Attorney Brooke Oliver, recognized for her work with SF Pride, Burning Man, and other well-known nonprofits, stated that she’d observed a casual form of ingrained bias from officers at previous Prides. Large groups of officers had massed at stages whose performers and attendees were largely people of color.
Many speakers spoke about traumatic physical encounters with SFPD at queer events as far back as 1995, or of distressing police actions they witnessed at the Dyke March, the Trans March after-party, and other Pride weekend events. Advocates broadly agreed that Pride should update and publicize any agreements it has with the police department, and that the organization should more forcefully convey that law enforcement has a sworn duty to protect its citizens irrespective of their political beliefs.

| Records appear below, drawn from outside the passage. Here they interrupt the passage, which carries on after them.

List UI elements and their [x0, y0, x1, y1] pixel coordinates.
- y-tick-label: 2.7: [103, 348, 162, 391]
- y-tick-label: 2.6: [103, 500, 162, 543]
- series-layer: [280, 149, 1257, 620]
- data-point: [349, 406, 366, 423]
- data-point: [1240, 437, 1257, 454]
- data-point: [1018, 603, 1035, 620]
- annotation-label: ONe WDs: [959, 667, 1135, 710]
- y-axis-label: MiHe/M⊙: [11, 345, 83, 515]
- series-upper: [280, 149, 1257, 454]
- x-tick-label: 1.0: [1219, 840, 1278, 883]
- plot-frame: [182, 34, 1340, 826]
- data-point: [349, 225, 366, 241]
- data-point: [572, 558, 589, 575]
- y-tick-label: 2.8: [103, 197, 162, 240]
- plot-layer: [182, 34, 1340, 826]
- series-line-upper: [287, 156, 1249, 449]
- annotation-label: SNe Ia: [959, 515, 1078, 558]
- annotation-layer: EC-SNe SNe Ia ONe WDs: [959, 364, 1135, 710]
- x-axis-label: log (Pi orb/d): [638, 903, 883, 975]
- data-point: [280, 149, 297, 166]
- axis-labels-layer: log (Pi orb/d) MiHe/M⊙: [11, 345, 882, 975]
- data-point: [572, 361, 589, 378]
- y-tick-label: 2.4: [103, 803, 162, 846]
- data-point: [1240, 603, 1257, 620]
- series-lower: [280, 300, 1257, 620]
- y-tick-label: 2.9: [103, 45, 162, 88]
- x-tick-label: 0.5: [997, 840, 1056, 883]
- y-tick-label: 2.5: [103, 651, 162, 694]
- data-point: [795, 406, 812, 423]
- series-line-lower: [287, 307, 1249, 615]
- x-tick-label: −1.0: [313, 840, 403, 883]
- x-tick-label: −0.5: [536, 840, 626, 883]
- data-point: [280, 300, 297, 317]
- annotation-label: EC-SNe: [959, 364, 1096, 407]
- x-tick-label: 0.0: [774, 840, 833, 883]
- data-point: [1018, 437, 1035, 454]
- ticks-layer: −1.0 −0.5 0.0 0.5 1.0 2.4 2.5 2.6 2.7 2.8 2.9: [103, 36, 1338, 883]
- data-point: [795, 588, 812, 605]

Distilling the general vibe, someone asked, “What is the minimum police presence the city will tolerate, and how can we as a community meet the gap of what is left by them removing themselves from the parade?”
The most important question of the evening, however, went unasked: What would happen if, at a largely police-free SF Pride 2020, someone shot and killed three dozen people, and another hundred were injured in the resulting pandemonium? It’s not altogether hypothetical, as this year’s DC Pride saw several people hospitalized after panicked crowds fled from “gunshots” that turned out to be just noises. Lopez touched on this during his opening statement, but participants largely framed the idea of safety specifically in terms of protection from the cops.
The meeting was largely a listening session. There was no vote, and there was no debate over the wording of a conclusive statement. Even a timeline for such things has yet to be established. But the discussion will inform future membership meetings as the organization figures out exactly how confrontational it must be. Clearly, SFPD’s documented resistance to reform is not something a nonprofit with a staff of four can overcome, no matter how much its world-famous parade may generate in hotel taxes. But Monday’s meeting demonstrated that if Pride should choose to flex its muscles, it has a team of committed activists willing to back it up.